Evolutionary transitions in bacterial symbiosis

Abstract

Diverse bacterial lineages form beneficial infections with eukaryotic hosts. The origins, evolution, and breakdown of these mutualisms represent important evolutionary transitions. To examine these key events, we synthesize data from diverse interactions between bacteria and eukaryote hosts. Five evolutionary transitions are investigated, including the origins of bacterial associations with eukaryotes, the origins and subsequent stable maintenance of bacterial mutualism with hosts, the capture of beneficial symbionts via the evolution of strict vertical transmission within host lineages, and the evolutionary breakdown of bacterial mutualism. Each of these transitions has occurred many times in the history of bacterial-eukaryote symbiosis. We investigate these evolutionary events across the bacterial domain and also among a focal set of well studied bacterial mutualist lineages. Subsequently, we generate a framework for examining evolutionary transitions in bacterial symbiosis and test hypotheses about the selective, ecological, and genomic forces that shape these events.

Fig. 1.

Inferred evolutionary history of bacterial host association. Ancestral states are inferred on a domain-level bacterial phylogeny modified from a previous study (9). Fig. S1 and Table S1 provide taxon labels. The tree is a maximum likelihood reconstruction of a concatenated set of 31 single-copy genes from 350 bacterial species chosen to optimize phylogenetic sampling. Phyla and proteobacterial classes are labeled with their full names (e.g., Gammaproteobacteria; Firmicutes) or single-letter abbreviations (a, Acidobacteria; d, Defferribacteres; q, Aquificae; e, Elusimicrobia; v, Verrucomicrobia; p, Planctomycetes). Branch colors represent host-associated traits on the tips of the tree and inferred states on ancestral nodes (black, environmental; blue, commensal; green, mutualist; red, parasite). Host association traits were obtained from a prior review (4). We inferred a minimum of 42 origins of host-association (labeled 1–42). Origins at five nodes had equivocal parsimony reconstructions, noted with asterisks. Equivocal ancestral states are represented by blended branch colors (brown, environmental or parasite; purple, parasite or commensal; yellow, parasite or mutualist).
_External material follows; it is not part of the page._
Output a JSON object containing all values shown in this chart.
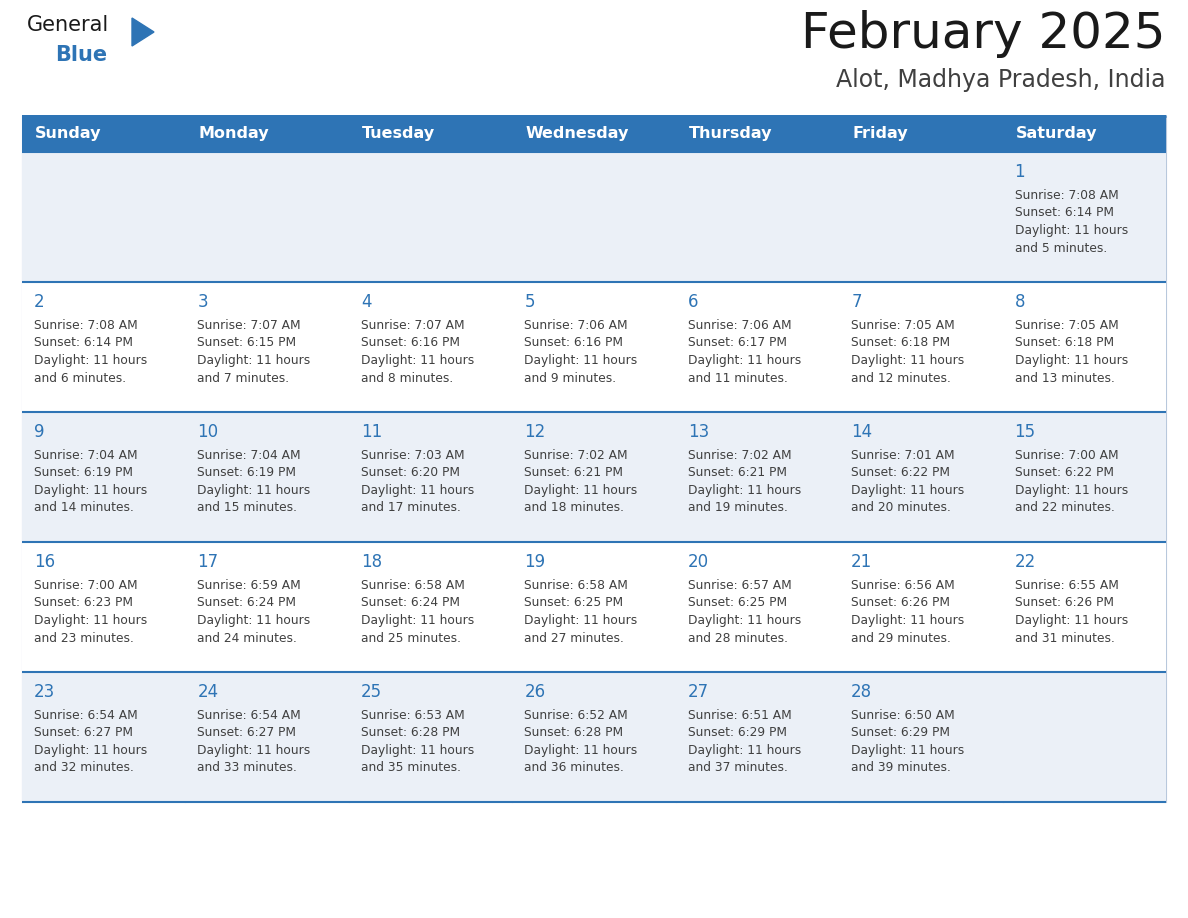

Additional origins are equally parsimonious at these nodes and provide an upper bound for global origins at 52. (Adapted from ref. .)

Fig. 2.

Symbiont housing structures and their potential to promote spatial structure. (A) Host Ascidian Diplosoma spp. and symbiont Prochloron spp. unstructured in host cloacal cavity (Reprinted from ref. 28). (B) Host hydrothermal tubeworm Riftia pachyptila with symbiont Endoriftia persephone (s, red) unstructured in host trophosome (Reprinted from ref. 21). (C) Antenna of host beewolf Philanthus triangulum with symbiont Streptomyces (ws, red) housed in structured serial antennomere reservoirs (cross-section above; longitudinal section below) (Reprinted from ref. 23). (D). Four-chambered midgut of host stinkbug Dimorphopterus pallipes with symbiont Burkholderia spp. (s) housed in structured crypts of fourth midgut section (m4) (Reprinted from ref. 79). (E) Juvenile squid host Euprymna scolopes during colonization by symbiont V. fischeri, housed in structured deep crypts (dc; Adapted from ref. .) (F) Host mouse small intestine and symbiont B. thetaiotaomicron (blue capsules) in structured crypts of Lieberkuhn (c) based with Paneth cells (p) (Adapted from ref. 24). (G) Dorsal cross-section of host ant Cyphomyrmex longiscapus with Actinomyces symbionts (s) housed in structured crypts (Reprinted from ref. 19). (H) Host legume Lotus strigosus with symbiont Bradyrhizobium japonicum structured in four numbered nodules (photo by J. L. Sachs).

Fig. 3.

Path diagram of evolutionary transitions among bacterial host-association types. Transitions among four bacterial host-association types inferred in the tree by Wu and colleagues (9) using lifestyle data from Toft and Anderson (4). Com., commensal; Env., environmental; Mut., mutualist; Par., parasite. Thirteen transitions were undetermined on the tree as a result of ambiguity. There were zero transitions between mutualism and commensalism and zero transitions from commensalism to parasitism. Arrow sizes are scaled to the number of transitions between host-association types.